For many institutional investors corporate bonds from emerging markets issuers have become an important instrument of portfolio diversification. Our fund management team estimates that a portfolio made up of 70% investment grade bonds and 30% high-yield bonds can yield an average 5% in the medium term. This sort of yield can hardly be achieved with fixed income papers from the industrialised nations.
In the interview Peter Varga, fund manager of ESPA BOND EMERGING MARKETS CORPORATE, talks about the upsides of emerging markets corporate bonds.
How has this asset class of emerging markets corporate bonds changed?
Peter Varga: This year, assets under management held in this class will surpass USD 2bn in the hard currency segment – a sign that this asset class has long become indispensable. More and more long-term institutional investors such as insurance companies and pension funds employ emerging markets corporate bonds. This is of course due to the lack of alternatives in the developed markets in view of the currently low yields, but also to the relatively low correlation with other asset classes. It is also important to point out that the investors have started seeing this asset class from a changed perspective. They are differentiating more now, and their time horizon has shifted to the long end.

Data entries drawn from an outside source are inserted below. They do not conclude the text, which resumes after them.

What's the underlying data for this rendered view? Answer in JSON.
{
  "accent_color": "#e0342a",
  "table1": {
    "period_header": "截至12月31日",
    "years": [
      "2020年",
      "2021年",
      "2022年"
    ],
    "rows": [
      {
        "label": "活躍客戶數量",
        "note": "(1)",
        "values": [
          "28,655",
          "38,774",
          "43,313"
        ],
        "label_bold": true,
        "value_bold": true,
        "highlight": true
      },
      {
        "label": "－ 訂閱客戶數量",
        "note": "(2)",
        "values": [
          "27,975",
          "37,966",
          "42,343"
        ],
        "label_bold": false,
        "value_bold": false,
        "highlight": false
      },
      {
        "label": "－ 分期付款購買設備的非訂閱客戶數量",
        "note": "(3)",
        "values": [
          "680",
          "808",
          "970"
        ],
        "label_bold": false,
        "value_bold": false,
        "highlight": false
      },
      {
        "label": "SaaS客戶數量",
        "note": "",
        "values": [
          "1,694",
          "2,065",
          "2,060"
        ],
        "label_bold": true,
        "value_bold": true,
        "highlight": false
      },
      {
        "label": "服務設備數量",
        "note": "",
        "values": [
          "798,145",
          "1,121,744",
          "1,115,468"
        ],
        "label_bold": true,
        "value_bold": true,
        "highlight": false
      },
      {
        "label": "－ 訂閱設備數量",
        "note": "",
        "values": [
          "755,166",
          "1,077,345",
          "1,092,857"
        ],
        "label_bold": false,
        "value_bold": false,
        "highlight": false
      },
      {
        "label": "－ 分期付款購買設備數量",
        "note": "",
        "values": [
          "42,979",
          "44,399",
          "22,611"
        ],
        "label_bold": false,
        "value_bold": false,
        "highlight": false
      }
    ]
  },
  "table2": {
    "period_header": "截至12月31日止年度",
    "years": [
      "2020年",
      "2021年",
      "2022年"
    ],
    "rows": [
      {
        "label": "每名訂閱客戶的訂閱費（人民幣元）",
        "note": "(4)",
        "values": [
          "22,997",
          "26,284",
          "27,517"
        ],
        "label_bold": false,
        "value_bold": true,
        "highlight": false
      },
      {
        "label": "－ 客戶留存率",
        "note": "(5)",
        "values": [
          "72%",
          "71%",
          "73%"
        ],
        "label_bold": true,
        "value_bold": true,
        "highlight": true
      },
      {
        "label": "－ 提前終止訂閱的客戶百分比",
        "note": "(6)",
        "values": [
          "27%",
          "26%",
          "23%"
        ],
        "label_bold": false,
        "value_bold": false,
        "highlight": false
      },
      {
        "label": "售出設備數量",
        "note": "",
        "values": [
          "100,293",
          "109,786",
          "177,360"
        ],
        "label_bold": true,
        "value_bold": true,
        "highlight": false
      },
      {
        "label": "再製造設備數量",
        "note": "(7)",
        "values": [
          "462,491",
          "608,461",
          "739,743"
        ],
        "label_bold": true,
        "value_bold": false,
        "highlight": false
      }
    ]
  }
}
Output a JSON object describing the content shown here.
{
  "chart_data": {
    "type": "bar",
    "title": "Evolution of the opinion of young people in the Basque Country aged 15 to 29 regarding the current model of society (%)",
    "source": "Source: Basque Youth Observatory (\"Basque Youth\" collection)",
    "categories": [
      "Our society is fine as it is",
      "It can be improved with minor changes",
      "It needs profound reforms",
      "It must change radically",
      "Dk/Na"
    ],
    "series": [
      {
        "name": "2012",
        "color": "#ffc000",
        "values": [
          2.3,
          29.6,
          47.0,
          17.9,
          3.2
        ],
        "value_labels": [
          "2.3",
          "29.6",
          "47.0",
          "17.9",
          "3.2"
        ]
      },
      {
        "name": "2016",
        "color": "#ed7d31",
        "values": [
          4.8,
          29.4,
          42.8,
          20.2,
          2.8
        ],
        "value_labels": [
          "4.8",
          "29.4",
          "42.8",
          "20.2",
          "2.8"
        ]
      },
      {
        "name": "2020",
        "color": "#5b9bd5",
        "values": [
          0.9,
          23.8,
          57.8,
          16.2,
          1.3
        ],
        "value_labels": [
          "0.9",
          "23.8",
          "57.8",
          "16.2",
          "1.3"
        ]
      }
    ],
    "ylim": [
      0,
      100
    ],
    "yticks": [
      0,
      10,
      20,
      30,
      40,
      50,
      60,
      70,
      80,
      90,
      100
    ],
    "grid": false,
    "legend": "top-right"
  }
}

Countries and companies are not completely ruled out anymore if individual factors deviate. This development has created a much higher degree of stability – it has improved liquidity and reduced fluctuations.
How do you assess the pick-up relative to other bond classes, and how has this changed most recently?
Peter Varga: The picture has changed. The spread for government and corporate bonds from the developed markets has increased drastically, and in parts that is definitely justified. But in our emerging markets corporate bond universe with high-yield bonds accounting for 35% the spread for medium-term maturities is 400 to 500bps. This level has not been exceeded in the past four years. Overall one can say that emerging markets corporate bonds are an asset class that is well-diversified by sector, and offers a broad high-yield segment and increasingly large and liquid issues. This bond segment has matured, and the gap to the American corporate bond market has been closed in the meantime.
What is your expectation for emerging markets corporate bonds this year?
Peter Varga: With active strategies you can achieve 5 to 6% per year in the medium term even in the current phase. Passive strategies and ETFs, on the other hand, have a rather more negative outlook for the coming one to two years. In our mandates we prefer bonds in hard currency, but also complement them with local currency bonds. Due to political and economic events such as the Ukraine conflict, the expected interest rate increase by the Fed, and the falling commodity prices this segment is currently still a bit risky. That being said, it has become more attractive on account of the depreciation of the local currencies that we have already seen relative to the US dollar: it should be a good idea to keep monitoring the market for investment in the foreseeable future. But the years of plenty are for now behind us: while some of the yields are justifiably high, it takes experience and good management to exhaust them. The declining economy and the widening spreads have dampened the issuing activity in some areas.